I guess the question then is what security controls are appropriate for this feature, which after all tells the postmaster what directories to read files from. It feels a little outside the scope of a regular user to even be aware of the file system undergirding the service. But perhaps there’s a non-superuser role for whom it is appropriate?

> Now, I think there are environments where people have used things like
> containers to try to lock down the superuser, and while I'm not sure
> that can ever be particularly water-tight, if it were the case that
> this patch would make it a whole lot easier for a superuser to bypass
> the kinds of controls that people are imposing today, that might be an
> argument against this patch. But ... off-hand, I'm not seeing such an
> exposure.

Yeah I’m not even sure I follow. Containers are immutable, other than mutable mounted volumes --- which is one use case this patch is attempting to enable.

> On the patch itself, I find the documentation for this to be fairly
> hard to understand. I think it could benefit from an example. I'm
> confused about whether this is intended to let me search for
> extensions in /my/temp/root/usr/lib/postgresql/... by setting
> extension_directory=/my/temp/dir, or whether it's intended me to
> search both /usr/lib/postgresql as I normally would and also
> /some/other/place.

I sketched them quickly, so agree they can be better. Reading the code, I now see that it appears to be the former case. I’d like to advocate for the latter.

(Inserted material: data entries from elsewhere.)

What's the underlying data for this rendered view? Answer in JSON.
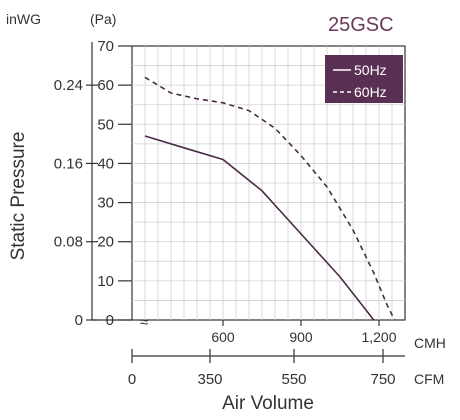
{
  "chart_data": {
    "type": "line",
    "title": "25GSC",
    "ylabel": "Static Pressure",
    "xlabel": "Air Volume",
    "y_left_unit": "inWG",
    "y_right_unit": "(Pa)",
    "x_top_unit": "CMH",
    "x_bottom_unit": "CFM",
    "ylim_pa": [
      0,
      70
    ],
    "y_pa_ticks": [
      "0",
      "10",
      "20",
      "30",
      "40",
      "50",
      "60",
      "70"
    ],
    "y_inwg_ticks": [
      {
        "label": "0",
        "pa": 0
      },
      {
        "label": "0.08",
        "pa": 20
      },
      {
        "label": "0.16",
        "pa": 40
      },
      {
        "label": "0.24",
        "pa": 60
      }
    ],
    "xlim_cmh": [
      250,
      1300
    ],
    "x_cmh_ticks": [
      {
        "label": "600",
        "value": 600
      },
      {
        "label": "900",
        "value": 900
      },
      {
        "label": "1,200",
        "value": 1200
      }
    ],
    "x_cfm_ticks": [
      {
        "label": "0",
        "value": 0
      },
      {
        "label": "350",
        "value": 350
      },
      {
        "label": "550",
        "value": 550
      },
      {
        "label": "750",
        "value": 750
      }
    ],
    "axis_break_symbol": "≈",
    "grid": true,
    "legend_position": "top-right",
    "series": [
      {
        "name": "50Hz",
        "style": "solid",
        "color": "#4a2b48",
        "points": [
          [
            300,
            47
          ],
          [
            450,
            44
          ],
          [
            600,
            41
          ],
          [
            750,
            33
          ],
          [
            900,
            22
          ],
          [
            1050,
            11
          ],
          [
            1180,
            0
          ]
        ]
      },
      {
        "name": "60Hz",
        "style": "dashed",
        "color": "#4a2b48",
        "points": [
          [
            300,
            62
          ],
          [
            400,
            58
          ],
          [
            500,
            56.5
          ],
          [
            600,
            55.5
          ],
          [
            700,
            53.5
          ],
          [
            800,
            49
          ],
          [
            900,
            42
          ],
          [
            1000,
            34
          ],
          [
            1100,
            23
          ],
          [
            1180,
            12
          ],
          [
            1230,
            4
          ],
          [
            1260,
            0
          ]
        ]
      }
    ]
  },
  "colors": {
    "legend_bg": "#5a2f54",
    "grid": "#d0d0d0",
    "axis": "#333333"
  }
}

> If the latter, I wonder why we don't handle shared
> libraries by setting dynamic_library_path and then just have an
> analogue of that for control files.

The challenge is that it applies not just to shared object libraries and control files, but also extension SQL files and any other SHAREDIR files an extension might include. But also, I think it should support all the pg_config installation targets that extensions might use, including:

BINDIR
DOCDIR
HTMLDIR
PKGINCLUDEDIR
LOCALEDIR
MANDIR

I can imagine an extension wanting or needing to use any and all of these.